Strike a pose, take a stance
Wright, N. (2021), 'Strike a Pose, Take a Stance', Coaching & Life, 1 March.
‘What are you looking at? Strike a pose.’ (Madonna)
Madonna’s musical masterpiece opened the 90s with classic escapism, a subcultural call to discover a freedom, in art, that had evaded people in the midst of blistering life struggles in the real world. To dance, and to pose, felt like a light and life-giving relief. In coaching, we sometimes use physical posture, gesture and movement too. Take, for instance, a Gestalt coaching workshop I once took part in, led by Jenny Stacey (co-author of Counselling Skills for Creative Arts Therapists, 2001).
One activity: three colleagues were asked to stand with me. I was then invited, physically, to depict my past self, my current self and my future self with each colleague mirroring, physically, one of those three postures in front of me. As I looked at them standing silently in front of me in role, it was as if they were depicting my life story set in stone. I was then invited to depict the future self I aspired to most and to notice how it felt to do that. It was a profoundly impactful experience.
Another example: I worked with a Gestalt coach, Brian Watts (Karis), and spoke of a forthcoming presentation that I felt nervous about. Instead of discussing the issue, he invited me to leave the room, then to re-enter as if I was facing the group I was due to present to. I did so and, as I now stood in front of him, he commented that my hand was on my chest as if covering my heart. ‘How would it be if you were to reveal your heart?’ That simple insight proved, for me, transformational.
Since those earlier days, I have incorporated physical movement into much of my own coaching, training and facilitation practice. (For examples, see: Just do it; Crab to Dolphin; Let’s Get Physical in the free e-resources section on my website). I’m also reflecting on the notion of posture as stance. In contrast to posing as a way of escaping reality or drawing attention to oneself; stance is about a far deeper spiritual-existential decision and direction and the actions that flow from it.
I flash back to my martial arts days as a teenager. Stance meant posture and different postures enabled power, movement, mobility or stability. ‘Powerful, fast, accurate, and smoothly executed techniques can be performed only from a strong and stable base’ (Dunham Martial Arts). Whereas many coaches strive for neutrality vis a vis the agenda and choices of a client, the notion of stance raises ethical clarity, courage and consistency into the frame. ‘What’s my base? Where do I stand?’

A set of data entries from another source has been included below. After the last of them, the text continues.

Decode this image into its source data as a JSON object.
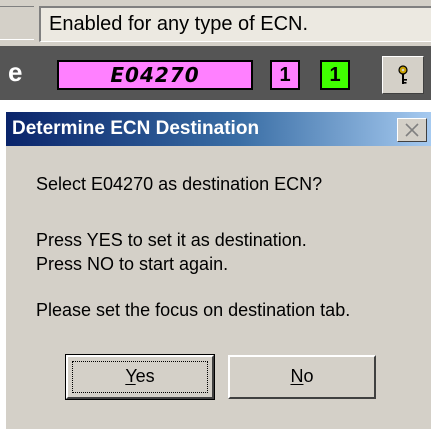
{
  "status_field": {
    "text": "Enabled for any type of ECN."
  },
  "toolbar": {
    "partial_letter": "e",
    "ecn_number": "E04270",
    "count_pink": "1",
    "count_green": "1",
    "key_icon": "key-icon",
    "colors": {
      "band": "#555555",
      "ecn_box": "#ff80ff",
      "count_pink": "#ff80ff",
      "count_green": "#40ff00"
    }
  },
  "dialog": {
    "title": "Determine ECN Destination",
    "close_icon": "close-icon",
    "question": "Select E04270 as destination ECN?",
    "instruction_yes": "Press YES to set it as destination.",
    "instruction_no": "Press NO to start again.",
    "focus_hint": "Please set the focus on destination tab.",
    "buttons": {
      "yes": {
        "mnemonic": "Y",
        "rest": "es"
      },
      "no": {
        "mnemonic": "N",
        "rest": "o"
      }
    },
    "colors": {
      "titlebar_start": "#0a246a",
      "titlebar_end": "#a6caf0",
      "body": "#d4d0c8"
    }
  }
}
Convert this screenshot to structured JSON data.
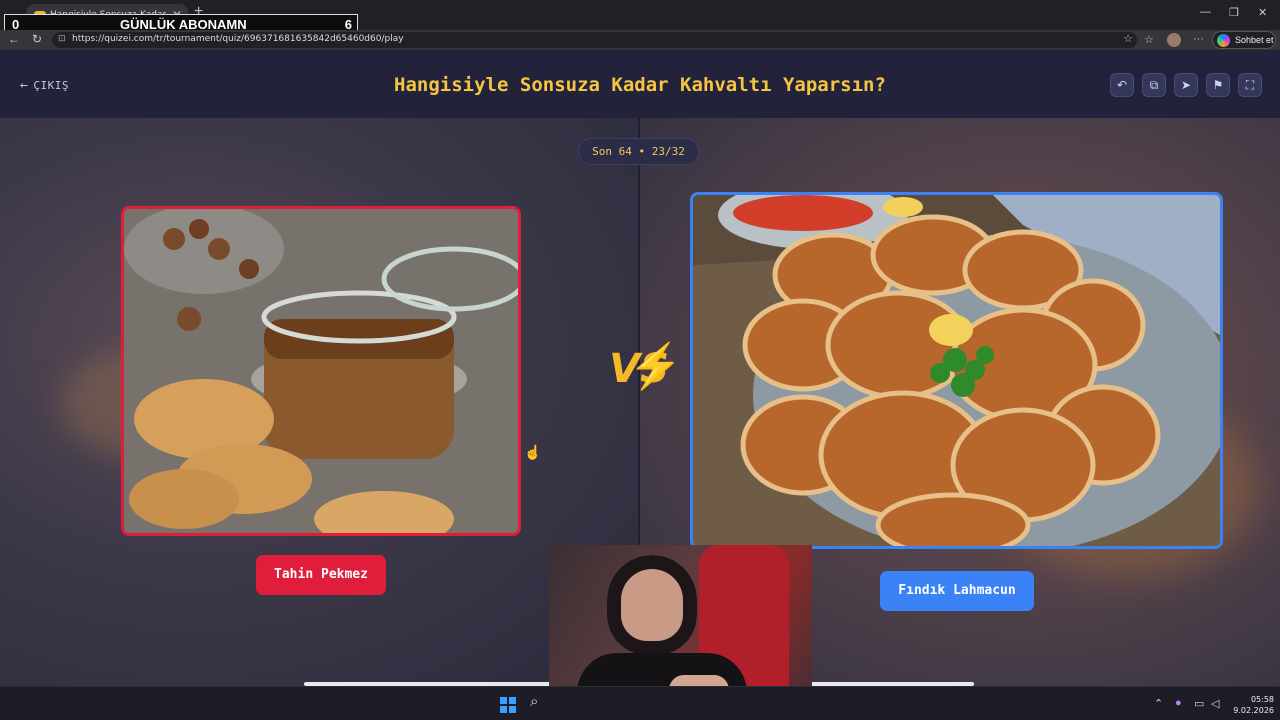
{
  "browser": {
    "tab_title": "Hangisiyle Sonsuza Kadar Kahvalt",
    "url": "https://quizei.com/tr/tournament/quiz/696371681635842d65460d60/play",
    "copilot_label": "Sohbet et"
  },
  "stream_overlay": {
    "left_value": "0",
    "label": "GÜNLÜK ABONAMN",
    "right_value": "6"
  },
  "header": {
    "exit_label": "ÇIKIŞ",
    "title": "Hangisiyle Sonsuza Kadar Kahvaltı Yaparsın?"
  },
  "round": {
    "label": "Son 64 • 23/32"
  },
  "left_choice": {
    "name": "Tahin Pekmez",
    "accent": "#e11d3c"
  },
  "right_choice": {
    "name": "Fındık Lahmacun",
    "accent": "#3b82f6"
  },
  "vs_label": "VS",
  "taskbar": {
    "time": "05:58",
    "date": "9.02.2026"
  },
  "colors": {
    "title": "#f5c542",
    "page_bg": "#25263b"
  }
}
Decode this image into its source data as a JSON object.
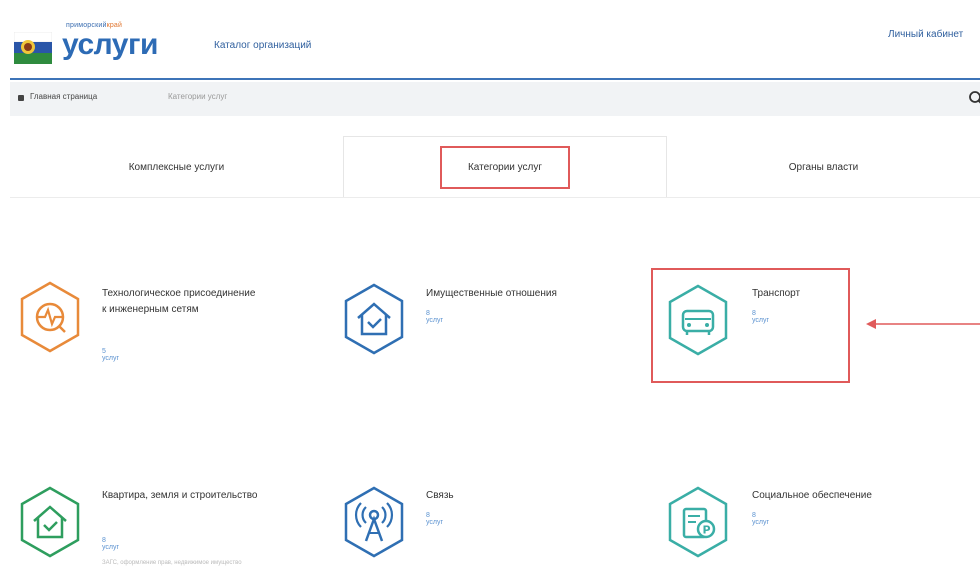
{
  "header": {
    "logo_small": "приморский",
    "logo_small_accent": "край",
    "logo_big": "услуги",
    "catalog_link": "Каталог организаций",
    "cabinet_link": "Личный кабинет"
  },
  "breadcrumb": {
    "home": "Главная страница",
    "current": "Категории услуг"
  },
  "tabs": [
    {
      "label": "Комплексные услуги"
    },
    {
      "label": "Категории услуг"
    },
    {
      "label": "Органы власти"
    }
  ],
  "categories": [
    {
      "title": "Технологическое присоединение к инженерным сетям",
      "count": "5 услуг",
      "icon": "tech-connection-icon",
      "color": "#e88a3a"
    },
    {
      "title": "Имущественные отношения",
      "count": "8 услуг",
      "icon": "house-check-icon",
      "color": "#2f6fb3"
    },
    {
      "title": "Транспорт",
      "count": "8 услуг",
      "icon": "car-icon",
      "color": "#3aaea6"
    },
    {
      "title": "Квартира, земля и строительство",
      "count": "8 услуг",
      "extra": "ЗАГС, оформление прав, недвижимое имущество",
      "icon": "house-check-icon",
      "color": "#2e9e5e"
    },
    {
      "title": "Связь",
      "count": "8 услуг",
      "icon": "antenna-icon",
      "color": "#2f6fb3"
    },
    {
      "title": "Социальное обеспечение",
      "count": "8 услуг",
      "icon": "parking-doc-icon",
      "color": "#3aaea6"
    }
  ],
  "colors": {
    "accent_blue": "#2d6bb5",
    "highlight_red": "#e05a5a"
  }
}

I worked as a life coach in a project with neo-Nazi young people. What does neutrality mean in that context? One of their goals was to be more effective at harassing local migrants. Could I wash my hands of responsibility if my coaching had enabled them to be more successful at it? Not at all. Yet some of the agendas that clients bring to coaching have implicit ethical, relational, cultural or systemic effects that lay out of view, and coaches are often very unwilling to raise or address them.
So herein lies a challenge: how to take a conscious and deliberate stance without inappropriately imposing our own agendas onto a client? How to be true to our own values, to be willing to ‘go there’ and challenge in difficult territory, without compromising our coaching role by doing so? I’m sometimes asked how being a follower of Jesus influences my coaching. Would it be congruent to say 'It doesn’t'? No. Be real. Neutrality is a myth. Hold onto your ethics and values. Strike a pose, take a stance.